Since the beginning of the project a number of projects have been started to study the above-mentioned hypothesis. A number of recent high-impact publications from other research groups worldwide support the core concept of the ALLERGUT project making it highly competitive.
So far, we have been able to reveal a key role for dendritic cells in regulating the fate decisions for the differentiation of Type 3 Tregs from naïve T cells. Notably, dendritic cells with constitutively activated CD40 signaling fail to induced type 3 Tregs and induced efficient oral tolerance (assessed in a collaboration). In line with this result, we found recently that genetic ablation of alternative NF-kB signaling in dendritic cells leads to an inefficient induction of type 3 Tregs in vivo suggesting again impaired oral tolerance. Interestingly, we observed a systemic accumulation of ‘conventional’ Tregs across all examined organs. These Tregs seem to have a tissue Treg phenotype characterized by high Gata3 and interleukin 33 receptor expression. Nevertheless, we did not find any hint for IL-33 being a driver of Treg accumulation in vivo. As the tissue Treg phenotype suggested self-reactivity, we checked whether these mice are protected from autoimmune diseases. Indeed, ablation of RelB in dendritic cells almost completely protects mice from a murine model of multiple sclerosis (MS) in a Treg-dependent manner. These data have been published recently in a peer reviewed journal (Andreas et al., J Immunol. 2019).
As high Gata3 expression in Tregs driven by enhanced interleukin 4 receptor signaling has been proposed to render Tregs pathological cells in food allergy we will now address whether mice lacking RelB in dendritic cells show more severe food allergy including life-threatening anaphylactic reactions. Furthermore, we are currently addressing the underlying mechanisms for the observed changes on T cells in the absence of RelB in dendritic cells.

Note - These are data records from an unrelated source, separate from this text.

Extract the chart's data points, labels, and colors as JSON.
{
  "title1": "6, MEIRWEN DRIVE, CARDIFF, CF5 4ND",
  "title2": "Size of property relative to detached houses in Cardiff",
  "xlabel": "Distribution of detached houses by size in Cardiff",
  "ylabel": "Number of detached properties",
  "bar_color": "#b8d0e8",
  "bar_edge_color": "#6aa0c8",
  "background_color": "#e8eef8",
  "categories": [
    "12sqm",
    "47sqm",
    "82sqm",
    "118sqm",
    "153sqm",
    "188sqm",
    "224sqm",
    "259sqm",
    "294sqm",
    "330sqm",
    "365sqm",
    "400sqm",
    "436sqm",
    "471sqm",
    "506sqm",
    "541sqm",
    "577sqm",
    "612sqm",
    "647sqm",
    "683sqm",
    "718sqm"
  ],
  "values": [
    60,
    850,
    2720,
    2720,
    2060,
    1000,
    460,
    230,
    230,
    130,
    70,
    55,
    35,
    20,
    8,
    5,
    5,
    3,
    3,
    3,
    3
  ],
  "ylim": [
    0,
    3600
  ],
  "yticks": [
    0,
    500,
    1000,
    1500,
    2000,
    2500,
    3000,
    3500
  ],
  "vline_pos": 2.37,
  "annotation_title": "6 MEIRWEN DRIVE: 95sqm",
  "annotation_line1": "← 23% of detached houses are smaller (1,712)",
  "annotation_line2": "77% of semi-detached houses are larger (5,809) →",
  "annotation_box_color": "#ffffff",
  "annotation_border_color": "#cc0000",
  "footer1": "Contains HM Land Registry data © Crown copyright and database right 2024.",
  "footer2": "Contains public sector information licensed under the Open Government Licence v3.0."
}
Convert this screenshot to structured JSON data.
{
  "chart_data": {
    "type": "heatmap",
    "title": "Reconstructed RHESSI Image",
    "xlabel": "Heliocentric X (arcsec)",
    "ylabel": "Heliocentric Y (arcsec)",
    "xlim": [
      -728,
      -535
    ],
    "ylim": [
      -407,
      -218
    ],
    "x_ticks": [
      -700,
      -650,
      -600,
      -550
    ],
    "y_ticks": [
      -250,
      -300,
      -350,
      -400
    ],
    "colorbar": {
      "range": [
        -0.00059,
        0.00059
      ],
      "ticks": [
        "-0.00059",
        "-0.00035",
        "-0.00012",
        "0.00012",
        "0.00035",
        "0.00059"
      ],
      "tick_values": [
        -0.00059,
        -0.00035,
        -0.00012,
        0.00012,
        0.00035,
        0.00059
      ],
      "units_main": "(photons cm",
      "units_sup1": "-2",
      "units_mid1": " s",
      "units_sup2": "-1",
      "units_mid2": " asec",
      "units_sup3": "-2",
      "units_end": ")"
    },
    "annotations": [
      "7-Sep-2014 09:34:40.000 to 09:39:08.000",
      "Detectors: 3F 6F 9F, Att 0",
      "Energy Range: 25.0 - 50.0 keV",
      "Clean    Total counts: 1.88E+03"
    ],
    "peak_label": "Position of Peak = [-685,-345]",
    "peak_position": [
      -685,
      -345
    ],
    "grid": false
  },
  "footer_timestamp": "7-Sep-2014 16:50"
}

We currently follow several lines of approaches proposed in the ALLERGUT project. For instance, we have managed to establish TCR sequencing of type 3 Tregs isolated from the intestinal tract of wild type mice at the single cell level. This type of analysis will reveal whether and how overlaps in the TCR repertoire occur and how this depends on the early life colonization with a complex microbiome. Importantly, this is highly relevant for the hypothesis that there is a critical ‘time window of opportunity’ in which immune modulation and susceptibility to allergic disorders even later in life is modulated by microbial entities. We are further pursuing the search for such microbial entities by using defined gnotobiotic mouse models in which we can show how type 3 Treg depend on microbial complexity. As hypothesized within ALLERGUT this frequency is inversely correlated to the frequency of intestinal Th2 T cells. Therefore this system is currently exploited to identify novel bacterial components regulating the balance of type 3 Tregs and Th2 cells within the intestinal tract. As other laboratories worldwide have in the meantime shown the relevance of type 3 Tregs in food allergy, we focus our research now on the identification of T cell-intrinsic or T cell-extrinsic molecular pathways regulating the abundance of type 3 Tregs. This approach will hopefully lead to novel concepts for prevention or treatment of allergic diseases.